Made this tonight! It was delicious! I didn’t have a ham bone, so used extra bacon. I DID use my immersion blender to make it more smooth. But I also added smoked Gouda to the top and air fried it until it was nice bubbly! It was sooo yummy 🙂
OMG Wendy, what a great idea to add smoked Gouda to the top!! Yuuuummmm!!! I’m so glad you enjoyed it! 🙂 🙂
D J Tonn says
Hi… I have already prepped my broth (hambone, ham drippings (from when I pc’d it) carrot, onion, celery, bay leaf, and thyme. I am just putting it together with peas, more of same veggies (I took most of the other out). So here goes.. as I speak. I am so happy I found You exactly when needed. Thank You.
Fantastic!! I’m happy you did as well! Let me know how it all turned out for you 🙂
Gail Murphy says
I am looking forward to making this soup a bit later today. I have had trouble with my new 8qt deluxe Ninja Foodi multi cooker. When using the pressure cooker, recipes will state after cooking complete, “do a natural release” for 10 minutes, then release the rest of the pressure. It looks like mine does not have a natural release, only the seal to vent. If I don’t vent right away, the pot goes automatically to warming.

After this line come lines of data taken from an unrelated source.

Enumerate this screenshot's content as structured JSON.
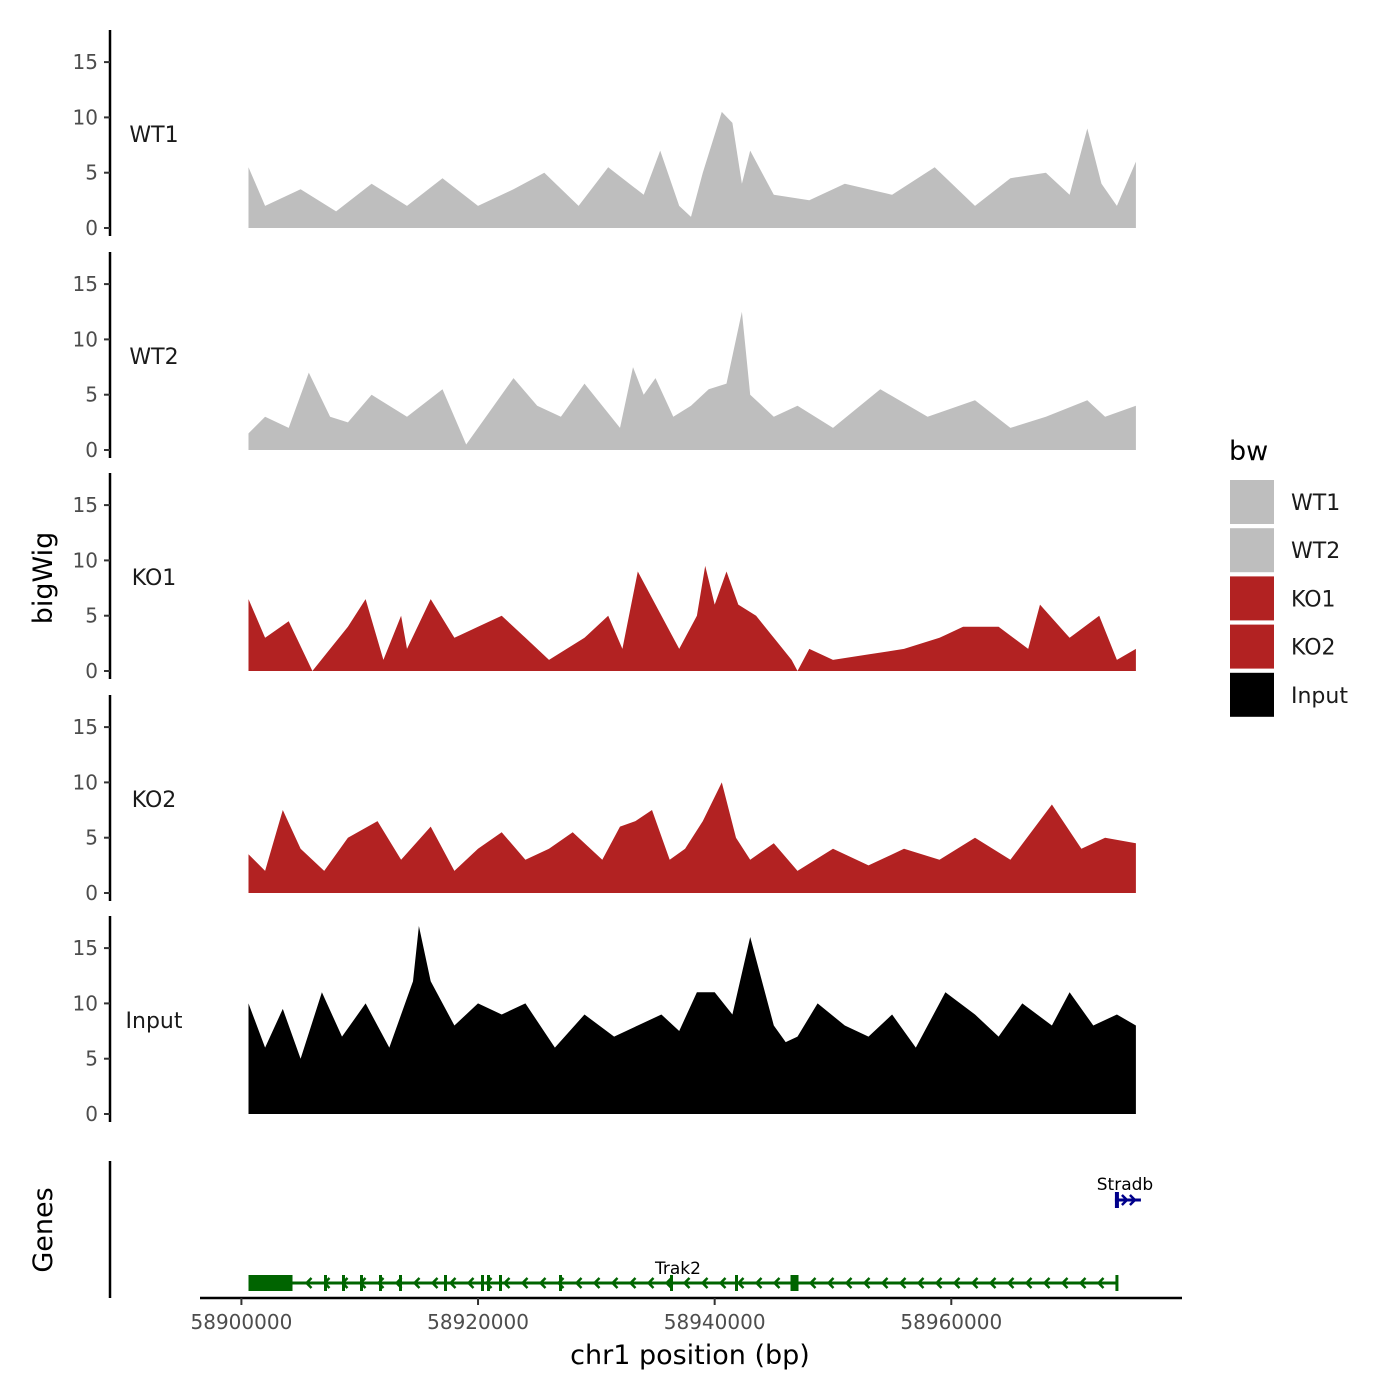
{
  "chart_data": {
    "type": "area",
    "title": "",
    "chromosome": "chr1",
    "region": [
      58900600,
      58975600
    ],
    "xlabel": "chr1 position (bp)",
    "ylabel": "bigWig",
    "genes_label": "Genes",
    "x_ticks": [
      58900000,
      58920000,
      58940000,
      58960000
    ],
    "x_tick_labels": [
      "58900000",
      "58920000",
      "58940000",
      "58960000"
    ],
    "x_range": [
      58896500,
      58979500
    ],
    "ylim": [
      0,
      17.5
    ],
    "y_ticks": [
      0,
      5,
      10,
      15
    ],
    "y_tick_labels": [
      "0",
      "5",
      "10",
      "15"
    ],
    "legend": {
      "title": "bw",
      "position": "right",
      "entries": [
        {
          "label": "WT1",
          "color": "#bebebe"
        },
        {
          "label": "WT2",
          "color": "#bebebe"
        },
        {
          "label": "KO1",
          "color": "#b22222"
        },
        {
          "label": "KO2",
          "color": "#b22222"
        },
        {
          "label": "Input",
          "color": "#000000"
        }
      ]
    },
    "series": [
      {
        "name": "WT1",
        "color": "#bebebe",
        "x": [
          58900600,
          58902000,
          58905000,
          58908000,
          58911000,
          58914000,
          58917000,
          58920000,
          58923000,
          58925600,
          58928500,
          58931000,
          58934000,
          58935400,
          58937000,
          58938000,
          58939000,
          58940600,
          58941500,
          58942300,
          58943000,
          58945000,
          58948000,
          58951000,
          58955000,
          58958600,
          58962000,
          58965000,
          58968000,
          58970000,
          58971500,
          58972700,
          58974000,
          58975600
        ],
        "values": [
          5.5,
          2,
          3.5,
          1.5,
          4,
          2,
          4.5,
          2,
          3.5,
          5,
          2,
          5.5,
          3,
          7,
          2,
          1,
          5,
          10.5,
          9.5,
          4,
          7,
          3,
          2.5,
          4,
          3,
          5.5,
          2,
          4.5,
          5,
          3,
          9,
          4,
          2,
          6
        ]
      },
      {
        "name": "WT2",
        "color": "#bebebe",
        "x": [
          58900600,
          58902000,
          58904000,
          58905700,
          58907500,
          58909000,
          58911000,
          58914000,
          58917000,
          58919000,
          58921000,
          58923000,
          58925000,
          58927000,
          58929000,
          58932000,
          58933100,
          58934000,
          58935000,
          58936500,
          58938000,
          58939500,
          58941000,
          58942300,
          58943000,
          58945000,
          58947000,
          58950000,
          58954000,
          58958000,
          58962000,
          58965000,
          58968000,
          58971500,
          58973000,
          58975600
        ],
        "values": [
          1.5,
          3,
          2,
          7,
          3,
          2.5,
          5,
          3,
          5.5,
          0.5,
          3.5,
          6.5,
          4,
          3,
          6,
          2,
          7.5,
          5,
          6.5,
          3,
          4,
          5.5,
          6,
          12.5,
          5,
          3,
          4,
          2,
          5.5,
          3,
          4.5,
          2,
          3,
          4.5,
          3,
          4
        ]
      },
      {
        "name": "KO1",
        "color": "#b22222",
        "x": [
          58900600,
          58902000,
          58904000,
          58906000,
          58907500,
          58909000,
          58910500,
          58912000,
          58913500,
          58914000,
          58916000,
          58918000,
          58920000,
          58922000,
          58924000,
          58926000,
          58929000,
          58931000,
          58932200,
          58933500,
          58935000,
          58937000,
          58938500,
          58939200,
          58940000,
          58941000,
          58942000,
          58943500,
          58945000,
          58946500,
          58947000,
          58948000,
          58950000,
          58953000,
          58956000,
          58959000,
          58961000,
          58964000,
          58966500,
          58967500,
          58970000,
          58972500,
          58974000,
          58975600
        ],
        "values": [
          6.5,
          3,
          4.5,
          0,
          2,
          4,
          6.5,
          1,
          5,
          2,
          6.5,
          3,
          4,
          5,
          3,
          1,
          3,
          5,
          2,
          9,
          6,
          2,
          5,
          9.5,
          6,
          9,
          6,
          5,
          3,
          1,
          0,
          2,
          1,
          1.5,
          2,
          3,
          4,
          4,
          2,
          6,
          3,
          5,
          1,
          2
        ]
      },
      {
        "name": "KO2",
        "color": "#b22222",
        "x": [
          58900600,
          58902000,
          58903500,
          58905000,
          58907000,
          58909000,
          58911500,
          58913500,
          58916000,
          58918000,
          58920000,
          58922000,
          58924000,
          58926000,
          58928000,
          58930500,
          58932000,
          58933300,
          58934700,
          58936200,
          58937500,
          58939000,
          58940600,
          58941800,
          58943000,
          58945000,
          58947000,
          58950000,
          58953000,
          58956000,
          58959000,
          58962000,
          58965000,
          58968500,
          58971000,
          58973000,
          58975600
        ],
        "values": [
          3.5,
          2,
          7.5,
          4,
          2,
          5,
          6.5,
          3,
          6,
          2,
          4,
          5.5,
          3,
          4,
          5.5,
          3,
          6,
          6.5,
          7.5,
          3,
          4,
          6.5,
          10,
          5,
          3,
          4.5,
          2,
          4,
          2.5,
          4,
          3,
          5,
          3,
          8,
          4,
          5,
          4.5
        ]
      },
      {
        "name": "Input",
        "color": "#000000",
        "x": [
          58900600,
          58902000,
          58903500,
          58905000,
          58906800,
          58908500,
          58910500,
          58912500,
          58914500,
          58915000,
          58916000,
          58918000,
          58920000,
          58922000,
          58924000,
          58926500,
          58929000,
          58931500,
          58933500,
          58935500,
          58937000,
          58938500,
          58940000,
          58941500,
          58943000,
          58945000,
          58946000,
          58947000,
          58948700,
          58951000,
          58953000,
          58955000,
          58957000,
          58959500,
          58962000,
          58964000,
          58966000,
          58968500,
          58970000,
          58972000,
          58974000,
          58975600
        ],
        "values": [
          10,
          6,
          9.5,
          5,
          11,
          7,
          10,
          6,
          12,
          17,
          12,
          8,
          10,
          9,
          10,
          6,
          9,
          7,
          8,
          9,
          7.5,
          11,
          11,
          9,
          16,
          8,
          6.5,
          7,
          10,
          8,
          7,
          9,
          6,
          11,
          9,
          7,
          10,
          8,
          11,
          8,
          9,
          8
        ]
      }
    ],
    "genes": [
      {
        "name": "Trak2",
        "strand": "-",
        "start": 58900600,
        "end": 58974000,
        "color": "#006400"
      },
      {
        "name": "Stradb",
        "strand": "+",
        "start": 58974000,
        "end": 58975600,
        "color": "#00008b"
      }
    ]
  }
}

Any suggestions when soup is done….shall I just vent right away??
Thanks so much,
Hi Gail! I’m sorry I didn’t see your message earlier today! So a natural release simply means that you do not vent/release the steam. You just let the pot slowly come down in temp, releasing the internal pressure on its own. So when they call for a ten-minute natural release, it means you don’t have to do anything for ten minutes 😉 I hope you enjoyed the recipe!
Brandon Taylor says
I’ve tried this twice with varying results (read: good once, bad once). I have a question about the cooking in the Ninja Foodi part. The instructions say to turn the toggle switch to “seal”, which is easy enough. But am I to cook it on sear/saute or am I pressure cooking it?
I’m giving it a third try right now.
Hi Brandon – yes, you most definitely are pressure cooking it. I’m sorry to hear the second time wasn’t up to what you wanted. Let me know how the third time went – send me an email if you’d like to Joanne@thesaltypot.com
Mike H says
Great! Only got my Foodi recently. I was just looking for measures and times but found other useful tips, like saute first. Particularly good, as I replace ham and bacon with chopped up spicy salami, which went in with the saute ingredients. Love how quick it all is, compared to several hours slow cook on the stove. Made same when I first got it but as test of slow cooker, but should have started on high and dropped it to low. Will pressure cook from now on 🙂
Will check out your other recipes. Particularly liked the layout of your recipe page and the quick link to it.
Hey Mike! Thanks so much for taking your time to comment! Spicy Salami?? I would never have thought of that, but I’m sure it gave the soup a great flavor as well as a kick! Fantastic! Also, thank you very much for the kind words on the layout 🙂 Happy cooking with the Foodi!!